Windsor city council has approved funding for the Community Homelessness Prevention Initiative, a move that the mayor calls “a dangerous step.”

Council on Monday approved a motion to spend $564,000 to make up for a cutback from the provincial government.

Mayor Drew Dilkens voted against the motion, calling it a slippery slope.

"Stepping into the shoes of another level of government and stepping into the shoes of the county and pay for the county, that's never happened any other time that I've seen of,” said Dilkens. "It's a very dangerous thing to do."

As part of Council’s decision, the city will send a letter to Essex County to cover its share of the bridge funding for the homelessness prevention initiative. But the county is under no obligation to provide funding now that the city has agreed to fund the entire shortfall.
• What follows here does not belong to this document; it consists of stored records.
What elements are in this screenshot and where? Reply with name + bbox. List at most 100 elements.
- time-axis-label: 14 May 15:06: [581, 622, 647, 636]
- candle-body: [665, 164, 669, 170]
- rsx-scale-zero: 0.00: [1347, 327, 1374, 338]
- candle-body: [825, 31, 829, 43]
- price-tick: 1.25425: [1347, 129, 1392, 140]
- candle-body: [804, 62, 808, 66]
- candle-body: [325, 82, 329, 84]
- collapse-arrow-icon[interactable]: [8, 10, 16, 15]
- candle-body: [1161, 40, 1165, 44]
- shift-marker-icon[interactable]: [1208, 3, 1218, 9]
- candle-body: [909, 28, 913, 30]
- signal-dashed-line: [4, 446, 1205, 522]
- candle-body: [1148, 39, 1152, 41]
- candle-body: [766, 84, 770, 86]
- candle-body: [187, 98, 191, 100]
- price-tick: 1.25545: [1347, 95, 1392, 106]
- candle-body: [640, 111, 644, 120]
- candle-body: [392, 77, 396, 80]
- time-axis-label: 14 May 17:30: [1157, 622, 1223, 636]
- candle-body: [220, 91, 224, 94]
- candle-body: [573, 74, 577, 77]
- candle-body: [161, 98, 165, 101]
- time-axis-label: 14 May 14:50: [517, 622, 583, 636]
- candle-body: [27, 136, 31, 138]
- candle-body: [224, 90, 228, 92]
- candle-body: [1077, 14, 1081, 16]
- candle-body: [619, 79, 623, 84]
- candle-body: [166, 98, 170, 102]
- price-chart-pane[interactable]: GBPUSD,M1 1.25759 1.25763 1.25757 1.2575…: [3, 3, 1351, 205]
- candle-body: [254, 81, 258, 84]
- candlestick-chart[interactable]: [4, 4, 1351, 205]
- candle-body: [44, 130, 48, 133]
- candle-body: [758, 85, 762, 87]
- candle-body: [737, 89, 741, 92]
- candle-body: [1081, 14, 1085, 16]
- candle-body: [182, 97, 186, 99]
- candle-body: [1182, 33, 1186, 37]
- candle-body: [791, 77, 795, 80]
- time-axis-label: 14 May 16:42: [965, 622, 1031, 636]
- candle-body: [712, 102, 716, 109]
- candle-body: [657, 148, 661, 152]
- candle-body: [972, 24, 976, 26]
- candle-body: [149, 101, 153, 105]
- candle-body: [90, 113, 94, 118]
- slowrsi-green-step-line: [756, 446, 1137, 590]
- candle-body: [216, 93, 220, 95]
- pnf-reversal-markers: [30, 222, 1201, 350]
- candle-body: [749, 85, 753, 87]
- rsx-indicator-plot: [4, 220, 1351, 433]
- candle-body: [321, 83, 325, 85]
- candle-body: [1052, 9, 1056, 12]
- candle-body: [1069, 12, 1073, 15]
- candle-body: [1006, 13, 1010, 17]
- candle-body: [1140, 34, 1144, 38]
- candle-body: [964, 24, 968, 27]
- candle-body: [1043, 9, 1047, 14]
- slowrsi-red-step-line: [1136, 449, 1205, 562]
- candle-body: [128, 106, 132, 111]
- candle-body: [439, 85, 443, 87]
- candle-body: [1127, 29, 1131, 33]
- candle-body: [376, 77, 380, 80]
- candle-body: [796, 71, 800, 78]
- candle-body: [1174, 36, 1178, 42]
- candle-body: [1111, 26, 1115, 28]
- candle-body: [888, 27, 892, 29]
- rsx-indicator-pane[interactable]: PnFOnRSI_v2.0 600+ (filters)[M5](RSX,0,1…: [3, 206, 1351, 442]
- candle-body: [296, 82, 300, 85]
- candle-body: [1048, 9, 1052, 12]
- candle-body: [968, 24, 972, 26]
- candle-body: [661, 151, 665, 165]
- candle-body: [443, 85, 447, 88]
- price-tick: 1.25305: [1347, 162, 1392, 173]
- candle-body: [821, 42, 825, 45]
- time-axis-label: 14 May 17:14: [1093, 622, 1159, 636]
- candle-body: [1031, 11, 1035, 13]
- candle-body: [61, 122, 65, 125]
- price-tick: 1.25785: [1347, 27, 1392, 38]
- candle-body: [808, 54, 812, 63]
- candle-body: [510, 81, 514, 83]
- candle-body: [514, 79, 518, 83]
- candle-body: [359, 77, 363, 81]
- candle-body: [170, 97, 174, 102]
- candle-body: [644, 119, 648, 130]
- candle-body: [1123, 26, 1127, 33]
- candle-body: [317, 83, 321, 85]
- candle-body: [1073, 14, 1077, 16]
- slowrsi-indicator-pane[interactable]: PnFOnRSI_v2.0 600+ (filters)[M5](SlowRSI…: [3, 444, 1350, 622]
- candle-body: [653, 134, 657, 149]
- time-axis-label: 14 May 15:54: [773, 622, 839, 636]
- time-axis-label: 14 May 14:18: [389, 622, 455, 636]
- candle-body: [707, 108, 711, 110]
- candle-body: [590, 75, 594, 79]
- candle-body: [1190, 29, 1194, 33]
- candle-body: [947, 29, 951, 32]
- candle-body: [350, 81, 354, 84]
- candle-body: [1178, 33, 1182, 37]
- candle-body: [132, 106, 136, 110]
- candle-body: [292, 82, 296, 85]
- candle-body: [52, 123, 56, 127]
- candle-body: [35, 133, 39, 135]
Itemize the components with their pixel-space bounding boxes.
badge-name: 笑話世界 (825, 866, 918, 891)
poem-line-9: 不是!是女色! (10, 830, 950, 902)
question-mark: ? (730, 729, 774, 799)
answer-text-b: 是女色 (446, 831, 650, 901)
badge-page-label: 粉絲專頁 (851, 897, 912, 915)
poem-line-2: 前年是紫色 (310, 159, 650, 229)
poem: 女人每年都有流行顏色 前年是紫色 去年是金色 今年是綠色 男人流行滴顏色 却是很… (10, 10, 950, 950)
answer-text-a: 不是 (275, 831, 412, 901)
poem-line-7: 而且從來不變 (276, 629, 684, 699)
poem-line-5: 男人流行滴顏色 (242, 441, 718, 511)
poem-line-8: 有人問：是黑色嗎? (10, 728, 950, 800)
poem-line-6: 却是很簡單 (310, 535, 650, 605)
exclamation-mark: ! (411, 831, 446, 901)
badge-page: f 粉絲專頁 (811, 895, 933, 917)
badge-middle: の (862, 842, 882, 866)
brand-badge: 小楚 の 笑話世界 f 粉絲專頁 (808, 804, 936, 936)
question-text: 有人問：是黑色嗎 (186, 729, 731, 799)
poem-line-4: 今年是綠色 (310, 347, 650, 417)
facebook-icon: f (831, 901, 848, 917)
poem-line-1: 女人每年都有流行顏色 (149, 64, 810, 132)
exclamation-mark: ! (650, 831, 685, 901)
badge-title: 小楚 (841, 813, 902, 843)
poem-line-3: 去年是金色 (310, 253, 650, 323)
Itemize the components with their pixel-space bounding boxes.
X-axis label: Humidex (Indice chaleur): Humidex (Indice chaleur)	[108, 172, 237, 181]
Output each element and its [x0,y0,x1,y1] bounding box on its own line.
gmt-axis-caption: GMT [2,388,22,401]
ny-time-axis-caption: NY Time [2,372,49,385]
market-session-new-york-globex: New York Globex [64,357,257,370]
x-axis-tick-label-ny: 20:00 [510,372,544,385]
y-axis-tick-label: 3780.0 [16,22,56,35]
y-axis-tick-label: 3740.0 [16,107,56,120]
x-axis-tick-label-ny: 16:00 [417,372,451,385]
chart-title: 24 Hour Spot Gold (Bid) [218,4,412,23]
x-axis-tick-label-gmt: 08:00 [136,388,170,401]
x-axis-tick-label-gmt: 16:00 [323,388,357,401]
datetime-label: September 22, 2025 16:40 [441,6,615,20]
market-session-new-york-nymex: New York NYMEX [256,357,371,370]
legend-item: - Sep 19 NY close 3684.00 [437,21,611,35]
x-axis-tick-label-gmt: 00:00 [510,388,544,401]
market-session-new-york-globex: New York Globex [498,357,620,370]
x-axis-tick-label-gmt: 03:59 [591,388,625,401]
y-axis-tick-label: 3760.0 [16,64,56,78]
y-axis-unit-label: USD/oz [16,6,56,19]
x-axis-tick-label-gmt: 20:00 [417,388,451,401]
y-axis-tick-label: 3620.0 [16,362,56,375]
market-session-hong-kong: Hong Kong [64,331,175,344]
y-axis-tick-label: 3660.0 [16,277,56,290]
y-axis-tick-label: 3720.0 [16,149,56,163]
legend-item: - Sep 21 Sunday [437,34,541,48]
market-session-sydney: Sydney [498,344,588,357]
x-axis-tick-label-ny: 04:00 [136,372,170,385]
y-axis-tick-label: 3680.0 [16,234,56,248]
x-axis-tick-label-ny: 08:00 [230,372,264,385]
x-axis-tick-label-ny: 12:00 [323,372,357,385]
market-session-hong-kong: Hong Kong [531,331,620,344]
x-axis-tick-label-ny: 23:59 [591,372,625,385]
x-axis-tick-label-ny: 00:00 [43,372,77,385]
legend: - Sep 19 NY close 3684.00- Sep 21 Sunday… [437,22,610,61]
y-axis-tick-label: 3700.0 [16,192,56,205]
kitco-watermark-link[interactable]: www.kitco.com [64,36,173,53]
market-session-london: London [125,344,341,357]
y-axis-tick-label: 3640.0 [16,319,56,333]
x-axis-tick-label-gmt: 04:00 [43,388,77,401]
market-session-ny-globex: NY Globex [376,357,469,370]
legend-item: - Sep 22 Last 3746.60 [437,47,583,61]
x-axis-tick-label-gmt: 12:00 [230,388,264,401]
Dilkens is also concerned council’s decision sets a precedent.

"When budget times come, those same people are going to be coming forward,” said Dilkens. “These programs need to continue, they are important.”

Ward 1 councillor Fred Francis, who also voted against the motion, is worried about more provincial downloading.

"There's going to be cuts to healthcare and education. Is city council going to step in to take over education and health care?” asked Francis. “That's not our portfolio. That's not our mandate.”

But the executive director of the Windsor Youth Centre believes the city is doing the right thing, with close 5,000 people on a waiting list for affordable housing.

"We are the one's living in this community,” said Tamara Kowalska. “It's our responsibility to do what's necessary to build the kind of community we want to live in."

The city and the county fund the majority of the $11 million for the Community Homelessness Prevention Initiative. The program helps pay for emergency shelters, housing and support programs like ‘Keep the Heat.’

"City council sent a very clear message that the most vulnerable citizens in our community are of value to us,” added Kowalska.

Council’s decision comes on the same day of a report from the Windsor-Essex 10-year Housing and Homelessness Plan. It shows a record 2,048 households accessed provincially and municipally-funded interim housing in 2018.

Those people stayed in a shelter an average of 11 days.